The use of a deeply flawed hero and his problems. And when news shows talk about Trump, for example, they’ll say it’s like The Sopranos. People, including your own paper, use The Sopranos as an example of crookedness and culpability. I don’t watch a lot of series television. Unfortunately what I do is spend my time watching CNN, Fox and MSNBC. So I get good and depressed, and angry.

What struck me about The Sopranos was how chaos followed him everywhere he went. Any normal person who interacted with his people got exploited, corrupted if possible and often destroyed, whether it was an AA sponsor who gets drawn into gambling on a scale he can’t handle, or someone who wants to cooperate in a movie, or even the staff and other patients where Tony is recuperating from being shot. He appears to be behaving normally and then he will suddenly beat up his own bodyguard for no other reason than to show his people that he’s not over the hill. He is both ridiculously sentimental and utterly ruthless if he feels threatened. And yet you are still left rooting for him a lot of the time, which of course is what made it such a fascinating series and also explained the consternation when the screen went black.

Now this is all very well when we are talking about a fictional character heading up a mob operation in Brooklyn. However it becomes something else entirely when it is a real President of the United States. There are so many perils to dealing with Trump: those which are like The Sopranos, ie the danger of being exploited, corrupted and destroyed by him. We saw this in full operation yesterday in the extraordinary treatment of Volodymyr Zelenskyy by him and his chief henchman JD Vance.
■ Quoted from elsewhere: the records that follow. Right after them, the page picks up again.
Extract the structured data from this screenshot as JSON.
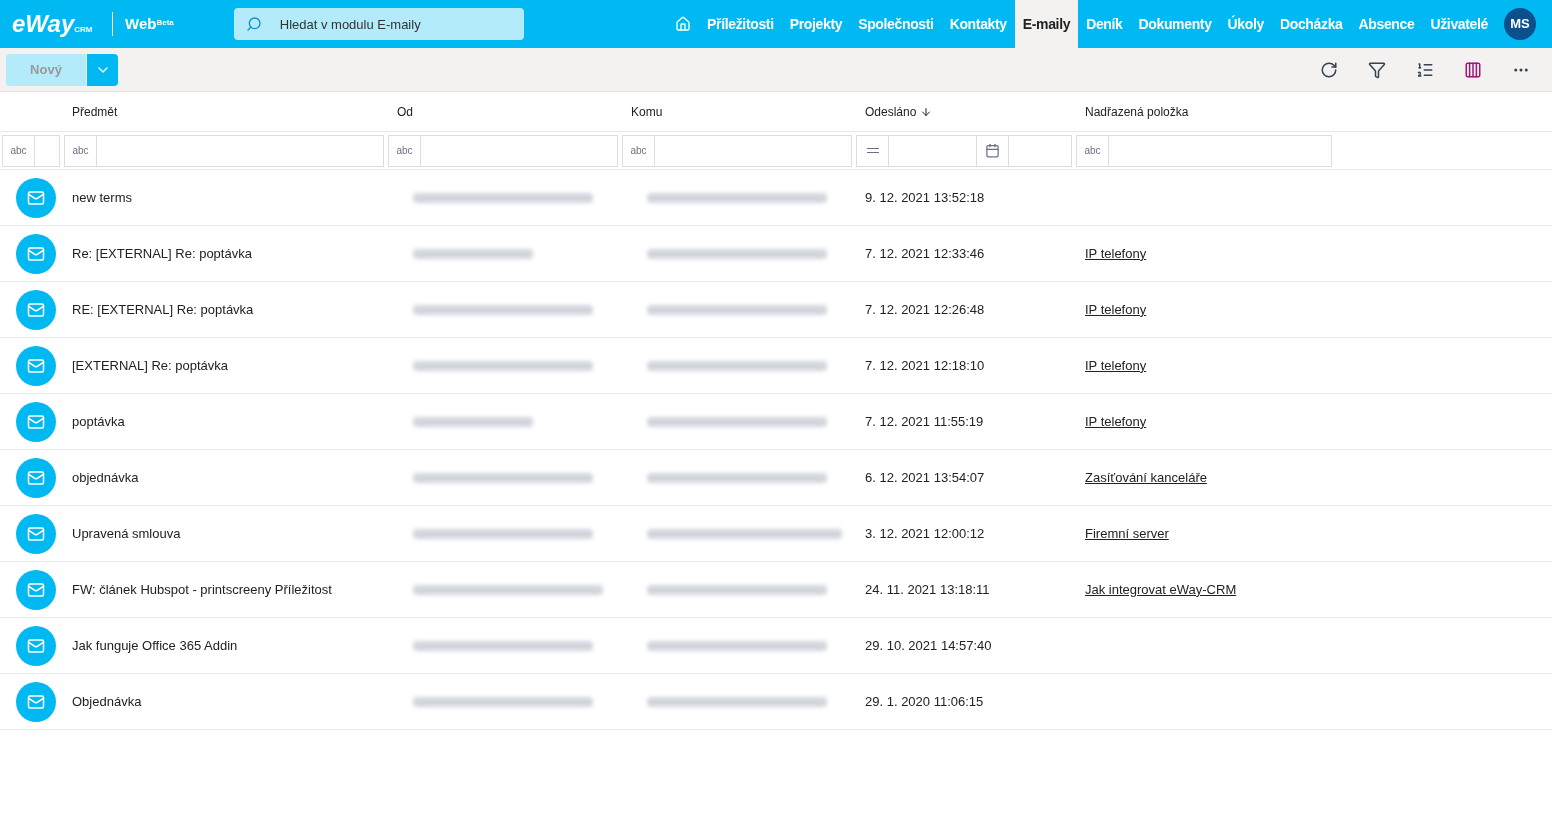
{
  "header": {
    "logo": "eWay",
    "logo_sub": "CRM",
    "product": "Web",
    "product_tag": "Beta",
    "search": {
      "placeholder": "Hledat v modulu E-maily"
    },
    "nav": [
      {
        "label": "Příležitosti",
        "selected": false
      },
      {
        "label": "Projekty",
        "selected": false
      },
      {
        "label": "Společnosti",
        "selected": false
      },
      {
        "label": "Kontakty",
        "selected": false
      },
      {
        "label": "E-maily",
        "selected": true
      },
      {
        "label": "Deník",
        "selected": false
      },
      {
        "label": "Dokumenty",
        "selected": false
      },
      {
        "label": "Úkoly",
        "selected": false
      },
      {
        "label": "Docházka",
        "selected": false
      },
      {
        "label": "Absence",
        "selected": false
      },
      {
        "label": "Uživatelé",
        "selected": false
      }
    ],
    "avatar": "MS"
  },
  "toolbar": {
    "new_button": {
      "label": "Nový",
      "disabled": true
    }
  },
  "table": {
    "columns": [
      {
        "label": "Předmět",
        "sorted": false,
        "kind": "text",
        "filter_icon": "abc"
      },
      {
        "label": "Od",
        "sorted": false,
        "kind": "text",
        "filter_icon": "abc"
      },
      {
        "label": "Komu",
        "sorted": false,
        "kind": "text",
        "filter_icon": "abc"
      },
      {
        "label": "Odesláno",
        "sorted": true,
        "kind": "date"
      },
      {
        "label": "Nadřazená položka",
        "sorted": false,
        "kind": "text",
        "filter_icon": "abc"
      }
    ],
    "leading_filter": "abc",
    "rows": [
      {
        "subject": "new terms",
        "sent": "9. 12. 2021 13:52:18"
      },
      {
        "subject": "Re: [EXTERNAL] Re: poptávka",
        "sent": "7. 12. 2021 12:33:46",
        "parent": "IP telefony"
      },
      {
        "subject": "RE: [EXTERNAL] Re: poptávka",
        "sent": "7. 12. 2021 12:26:48",
        "parent": "IP telefony"
      },
      {
        "subject": "[EXTERNAL] Re: poptávka",
        "sent": "7. 12. 2021 12:18:10",
        "parent": "IP telefony"
      },
      {
        "subject": "poptávka",
        "sent": "7. 12. 2021 11:55:19",
        "parent": "IP telefony"
      },
      {
        "subject": "objednávka",
        "sent": "6. 12. 2021 13:54:07",
        "parent": "Zasíťování kanceláře"
      },
      {
        "subject": "Upravená smlouva",
        "sent": "3. 12. 2021 12:00:12",
        "parent": "Firemní server"
      },
      {
        "subject": "FW: článek Hubspot - printscreeny Příležitost",
        "sent": "24. 11. 2021 13:18:11",
        "parent": "Jak integrovat eWay-CRM"
      },
      {
        "subject": "Jak funguje Office 365 Addin",
        "sent": "29. 10. 2021 14:57:40"
      },
      {
        "subject": "Objednávka",
        "sent": "29. 1. 2020 11:06:15"
      }
    ]
  }
}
The full Oval Office remarks of President Trump, Ukrainian President Zelenskyy and Vice President Vance that ended in a contentious exchange over continued support amid the ongoing war with Russia. For more context and news coverage, click here: https://www.nbcnews.com

But what seems more important to me is that we focus on the perils of dealing with Trump which are not like The Sopranos at all: the inclination to cheer him on because he appears to be playing by different rules to the ones which we feel imprison us on a daily basis. So when he misuses charitable funds for political purposes and gets fined $2 million by the New York State Attorney General, we should refrain from cheering.

When Trump is fined $450 million dollars for financial fraud and illegal conduct, we should not just regard it as the rough and tumble of politics.
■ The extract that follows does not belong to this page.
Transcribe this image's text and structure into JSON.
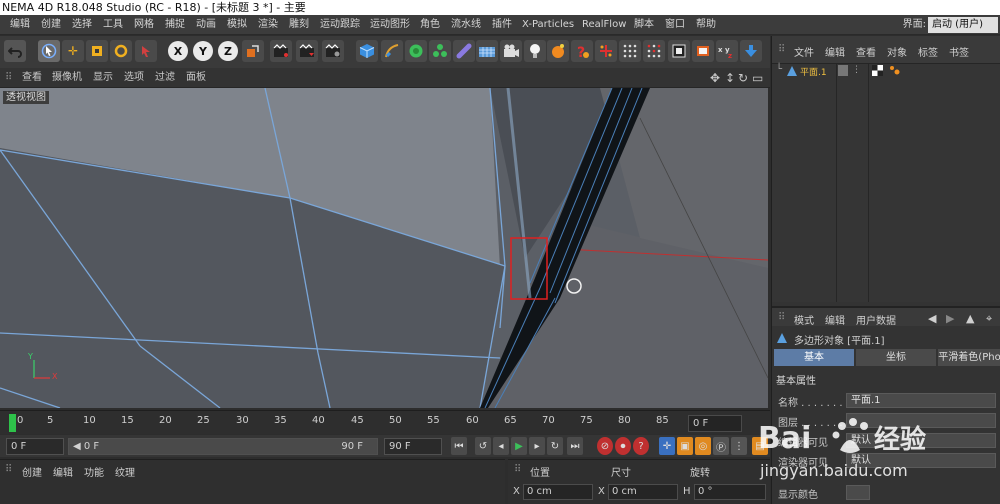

And when he is found guilty of 34 counts of falsifying business records, making him a convicted felon, it is not, as he claims “a rigged trial by a conflicted judge who was corrupt”, to be laughed off as just another one of Trump’s scrapes from which he emerges victorious.

We need to get our heads up out of the onion rings. This is not TV entertainment, it is the immediate future of the United States, impacting all of us whose countries need to interact with them without being exploited, corrupted or destroyed. He poses a serious risk to all of us.